Yangon votes for first time in 60 years

Yangon votes for first time in 60 years

YANGON - Residents of Myanmar's commercial hub Yangon went to the polls Saturday for the first municipal elections in six decades, with voters hoping for change as the city booms, despite knowing little about the candidates or their policies.

The election will be closely watched as a test of the country's democratic credentials ahead of a landmark nationwide poll slated for November next year.

For many the ballot for the Yangon City Development Committee is the first chance to vote under the country's quasi-civilian government, which replaced outright military rule in 2011.

It is also a rare opportunity to have a say over the future of Myanmar's biggest city, where residents grumble about runaway construction and soaring rents, worsening traffic, poor sanitation and weak pollution control.

"It's very difficult to have big expectations as this is the first YCDC election for 60 years," Khin Maung Tun, 50, a resident in Thaketa township told AFP. "But we came here to vote and show our spirit."

But curbs on who can vote have enfranchised just 400,000 of the city's several million residents, while other clauses have strictly controlled who can stand for the YCDC.

Just under 300 candidates, among them businessmen, retired civil servants and activists, are competing for 115 positions on the committee - although the top posts will remain largely appointed.
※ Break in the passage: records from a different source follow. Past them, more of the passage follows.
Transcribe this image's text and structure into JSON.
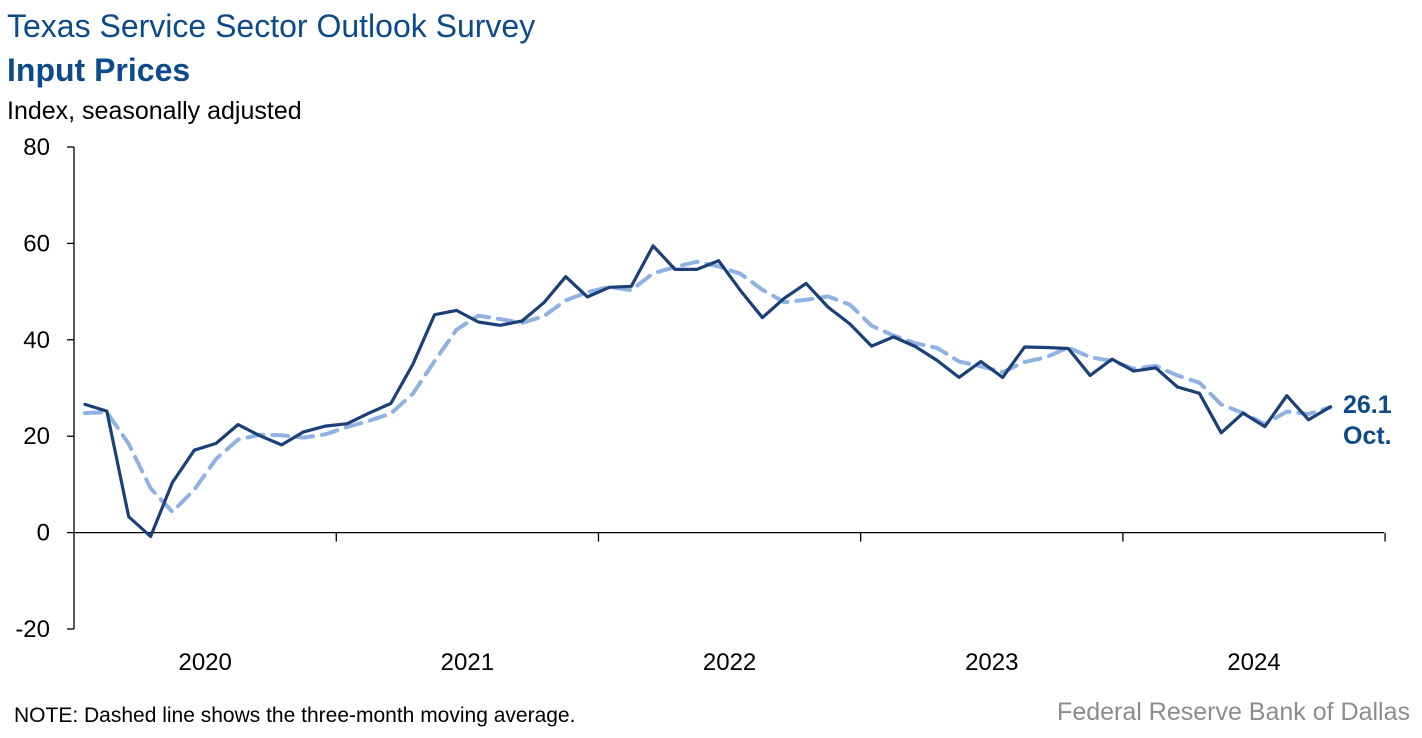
{
  "title": "Texas Service Sector Outlook Survey",
  "subtitle": "Input Prices",
  "unit_label": "Index, seasonally adjusted",
  "note": "NOTE: Dashed line shows the three-month moving average.",
  "source": "Federal Reserve Bank of Dallas",
  "end_label": {
    "value": "26.1",
    "month": "Oct."
  },
  "colors": {
    "actual": "#1b3f77",
    "moving_average": "#8fb2e3",
    "title": "#0d4a8a",
    "source": "#8c8c8c"
  },
  "chart_data": {
    "type": "line",
    "title": "Input Prices",
    "ylabel": "Index, seasonally adjusted",
    "ylim": [
      -20,
      80
    ],
    "yticks": [
      -20,
      0,
      20,
      40,
      60,
      80
    ],
    "year_labels": [
      "2020",
      "2021",
      "2022",
      "2023",
      "2024"
    ],
    "x_start": "2020-01",
    "series": [
      {
        "name": "Input Prices",
        "values": [
          26.6,
          25.2,
          3.3,
          -0.8,
          10.4,
          17.1,
          18.5,
          22.4,
          20.1,
          18.2,
          20.9,
          22.1,
          22.6,
          24.8,
          26.8,
          34.9,
          45.2,
          46.1,
          43.7,
          43.0,
          43.9,
          47.7,
          53.1,
          48.9,
          50.9,
          51.1,
          59.5,
          54.6,
          54.6,
          56.4,
          50.2,
          44.6,
          48.6,
          51.7,
          46.8,
          43.3,
          38.7,
          40.6,
          38.6,
          35.7,
          32.2,
          35.5,
          32.2,
          38.5,
          38.4,
          38.2,
          32.6,
          36.0,
          33.5,
          34.2,
          30.2,
          28.9,
          20.7,
          24.8,
          22.0,
          28.4,
          23.4,
          26.1
        ]
      },
      {
        "name": "Three-month moving average",
        "values": [
          24.8,
          25.0,
          18.4,
          9.2,
          4.3,
          8.9,
          15.3,
          19.3,
          20.3,
          20.2,
          19.7,
          20.4,
          21.9,
          23.2,
          24.7,
          28.8,
          35.6,
          42.1,
          45.0,
          44.3,
          43.5,
          44.9,
          48.2,
          49.9,
          51.0,
          50.3,
          53.8,
          55.1,
          56.2,
          55.2,
          53.7,
          50.4,
          47.8,
          48.3,
          49.0,
          47.3,
          42.9,
          40.9,
          39.3,
          38.3,
          35.5,
          34.5,
          33.3,
          35.4,
          36.4,
          38.4,
          36.4,
          35.6,
          34.0,
          34.6,
          32.6,
          31.1,
          26.6,
          24.8,
          22.5,
          25.1,
          24.6,
          26.0
        ]
      }
    ]
  }
}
Campaigns were muted - or non-existent - in a country where politicians are unused to wooing the electorate, although election officials were on hand to help with the queries over ballot sheets available at polling stations across Yangon early Saturday.

Turn up and vote

Despite the lack of intimacy with the candidates' politics, many residents appeared determined to vote after years of repressed democratic aspirations under junta rule.

"I do not know anything about candidates. I just found out their names while voting," Phone Maw Lynn, a resident in Sanchaung township told AFP after voting.

"I hope for some significant change by voting," he said without revealing who he voted for. Polling officials said the election - which ends before dusk - will be free and fair, in a break from the junta years.

"We will count the votes in front of witnesses sent by candidates. If the voters also want to come and see, they can do so," Tin Soe, a polling monitoring official in Sanchaung township told AFP.

The polls are only the second major vote since the 2010 general elections, which were marred by widespread accusations of cheating and the absence of Aung San Suu Kyi's opposition party which boycotted the election.

By-elections in 2012 held in a handful of constituencies across the country were considered much freer and allowed the veteran democracy campaigner Suu Kyi to enter parliament for the first time.

But she remains barred from running for president under the current constitution, although her National League for Democracy party are pressing hard for an amendment.

The NLD is expected to sweep next year's poll, following up on its 2012 success.

But critics say the Yangon poll is deeply flawed, citing the rule of just one person per household allowed to vote - meaning only around 400,000 people can cast a ballot - narrow age restrictions for candidates and a ban on political parties from taking part.

Appointed figures will still outnumber elected ones on the city's top council within the YCDC, which has major responsibilities over infrastructure, heritage and tax collection in Yangon.

But it marks a major step by the body, which has not been chosen by popular ballot since 1949.